Porcine Mx1 expression inhibits the centripetal traffic of endocytic vesicles containing incoming influenza A virus particles. Twenty minutes after addition of the lipophilic dye DiD to the medium, an inoculum drawn from the H1N1 influenza A virus stock and corresponding to a multiplicity of infection of ~ 200 was added to induced and non-induced V50 cells. Infection was stopped 40 min after infection by thorough PBS washings and fixation of cell monolayers with 4% paraformaldehyde. No additional staining was done, so the only visible fluorescence signals are from endocytosed fragments of plasma membrane and viral particles. Forty minutes after infection, non-induced cells displayed endocytosed material concentrated around the cell nuclei. Induced cells, in contrast, reproducibly displayed a diffuse, punctate, “dusty” pattern compatible with a block in the normal centripetal traffic of endocytosed materials.

Figure 6.

The traffic of incoming viral particles is blocked by poMx1 after internalization but before the acidification-induced conformational change of viral hemagglutinin in the late endosomes.
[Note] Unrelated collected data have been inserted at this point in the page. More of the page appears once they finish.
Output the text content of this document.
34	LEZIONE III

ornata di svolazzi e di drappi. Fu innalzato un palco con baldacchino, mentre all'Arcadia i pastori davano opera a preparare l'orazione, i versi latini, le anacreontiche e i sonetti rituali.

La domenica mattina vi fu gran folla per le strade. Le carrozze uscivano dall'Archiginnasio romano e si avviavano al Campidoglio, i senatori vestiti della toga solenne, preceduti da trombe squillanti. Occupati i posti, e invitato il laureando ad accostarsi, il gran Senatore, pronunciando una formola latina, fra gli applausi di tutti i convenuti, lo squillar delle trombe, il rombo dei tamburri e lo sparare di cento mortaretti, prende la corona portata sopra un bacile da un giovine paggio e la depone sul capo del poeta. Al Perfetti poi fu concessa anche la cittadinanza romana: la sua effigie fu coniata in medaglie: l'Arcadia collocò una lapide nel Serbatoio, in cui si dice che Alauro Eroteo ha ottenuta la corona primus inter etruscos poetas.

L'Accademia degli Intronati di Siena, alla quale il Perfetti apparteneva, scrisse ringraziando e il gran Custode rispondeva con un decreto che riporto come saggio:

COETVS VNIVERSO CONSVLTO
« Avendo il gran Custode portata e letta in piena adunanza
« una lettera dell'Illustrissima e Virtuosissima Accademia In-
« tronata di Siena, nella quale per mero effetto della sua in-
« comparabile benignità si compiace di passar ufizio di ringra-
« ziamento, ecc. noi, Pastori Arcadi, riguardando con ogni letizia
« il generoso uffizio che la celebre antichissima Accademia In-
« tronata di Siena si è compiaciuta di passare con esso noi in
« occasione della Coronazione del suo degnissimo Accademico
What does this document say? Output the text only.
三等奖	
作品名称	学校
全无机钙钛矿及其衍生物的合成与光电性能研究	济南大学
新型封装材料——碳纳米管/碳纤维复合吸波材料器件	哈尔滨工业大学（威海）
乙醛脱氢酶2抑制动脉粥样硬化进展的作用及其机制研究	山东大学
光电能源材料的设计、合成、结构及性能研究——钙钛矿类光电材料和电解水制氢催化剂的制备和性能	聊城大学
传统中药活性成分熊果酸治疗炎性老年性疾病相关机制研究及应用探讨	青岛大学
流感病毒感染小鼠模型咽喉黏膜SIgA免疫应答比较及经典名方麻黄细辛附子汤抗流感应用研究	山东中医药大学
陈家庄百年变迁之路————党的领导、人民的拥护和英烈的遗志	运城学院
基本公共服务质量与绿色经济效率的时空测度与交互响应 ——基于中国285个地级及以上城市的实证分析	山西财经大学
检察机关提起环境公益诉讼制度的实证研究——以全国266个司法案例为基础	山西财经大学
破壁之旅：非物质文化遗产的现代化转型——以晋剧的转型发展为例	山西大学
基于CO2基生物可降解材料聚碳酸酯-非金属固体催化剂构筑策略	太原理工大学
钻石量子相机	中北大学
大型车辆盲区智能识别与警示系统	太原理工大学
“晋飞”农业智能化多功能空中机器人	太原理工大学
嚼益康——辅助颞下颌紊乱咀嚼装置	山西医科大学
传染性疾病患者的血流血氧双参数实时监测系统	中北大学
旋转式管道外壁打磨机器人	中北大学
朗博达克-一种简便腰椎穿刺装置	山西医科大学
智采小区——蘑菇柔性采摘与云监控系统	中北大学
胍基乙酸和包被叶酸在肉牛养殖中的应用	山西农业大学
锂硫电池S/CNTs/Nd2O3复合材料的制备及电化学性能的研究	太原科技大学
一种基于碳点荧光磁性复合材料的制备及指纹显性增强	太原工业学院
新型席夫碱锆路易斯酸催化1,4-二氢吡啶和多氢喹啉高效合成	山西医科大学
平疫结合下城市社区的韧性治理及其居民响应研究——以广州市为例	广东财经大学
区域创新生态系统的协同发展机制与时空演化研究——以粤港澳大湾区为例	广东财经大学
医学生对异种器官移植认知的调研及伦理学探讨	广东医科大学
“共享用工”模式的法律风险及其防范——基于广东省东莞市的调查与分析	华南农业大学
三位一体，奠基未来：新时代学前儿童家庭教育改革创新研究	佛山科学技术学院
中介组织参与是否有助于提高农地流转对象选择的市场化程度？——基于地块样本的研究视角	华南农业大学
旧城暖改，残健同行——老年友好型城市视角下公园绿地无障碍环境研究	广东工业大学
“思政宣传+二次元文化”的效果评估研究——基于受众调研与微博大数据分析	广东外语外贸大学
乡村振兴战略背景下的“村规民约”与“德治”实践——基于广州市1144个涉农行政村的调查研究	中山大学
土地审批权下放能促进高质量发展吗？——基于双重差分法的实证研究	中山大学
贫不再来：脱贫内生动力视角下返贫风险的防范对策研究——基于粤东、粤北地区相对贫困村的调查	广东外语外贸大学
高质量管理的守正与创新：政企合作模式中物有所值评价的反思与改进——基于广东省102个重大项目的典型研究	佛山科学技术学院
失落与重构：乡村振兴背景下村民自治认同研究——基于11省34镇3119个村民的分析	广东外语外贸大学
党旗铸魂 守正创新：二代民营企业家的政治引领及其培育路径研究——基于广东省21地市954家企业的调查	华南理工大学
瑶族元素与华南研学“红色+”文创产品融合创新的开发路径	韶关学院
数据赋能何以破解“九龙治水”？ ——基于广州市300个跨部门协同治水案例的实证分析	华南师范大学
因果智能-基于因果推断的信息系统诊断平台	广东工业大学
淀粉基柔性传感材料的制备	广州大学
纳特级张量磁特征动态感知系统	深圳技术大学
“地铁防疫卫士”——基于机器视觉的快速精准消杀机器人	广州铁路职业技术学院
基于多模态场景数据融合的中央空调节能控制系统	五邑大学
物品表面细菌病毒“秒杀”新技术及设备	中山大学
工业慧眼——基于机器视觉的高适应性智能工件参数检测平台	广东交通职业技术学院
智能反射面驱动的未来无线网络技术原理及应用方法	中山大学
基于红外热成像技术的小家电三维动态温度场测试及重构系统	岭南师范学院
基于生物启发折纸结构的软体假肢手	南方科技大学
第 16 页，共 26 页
Induced and non-induced cell monolayers were infected with a dilution of the H3N2 influenza A virus stock (m.o.i. ~ 200) and examined 10 min (upper half) and 40 min (lower half) pi after immunostaining of poMx1 (in red) or viral HA (in green). Ten minutes pi, internalized viral particles were detected by labeling the neutral form of the viral HA with N2 mAb. The results are similar for induced and non-induced cells. Forty minutes pi, internalized virus particles having arrived in the perinuclear region were detected by labeling the acidic HA form, this time with the A2 mAb. Non-induced cells show conspicuous staining of acidic HA in the perinuclear region, but induced cells do not. In the latter, traffic to the late endosomes is thus delayed. (A color version of this figure is available on line at www.vetres.org.)

Figure 7.

Porcine Mx1 expression alters the spatial distribution of structures bearing the early endosome autoantigen 1 (EEA1). Early endosomes were immunostained by sequential incubation with a mAb targeting EEA1 and with an Alexa 488-conjugated goat anti-mouse IgG. Numerous distinct bright granules are visible in non-induced cells, corresponding to early endosomes. Only a diffuse, “dusty” pattern is seen when poMx1 is expressed.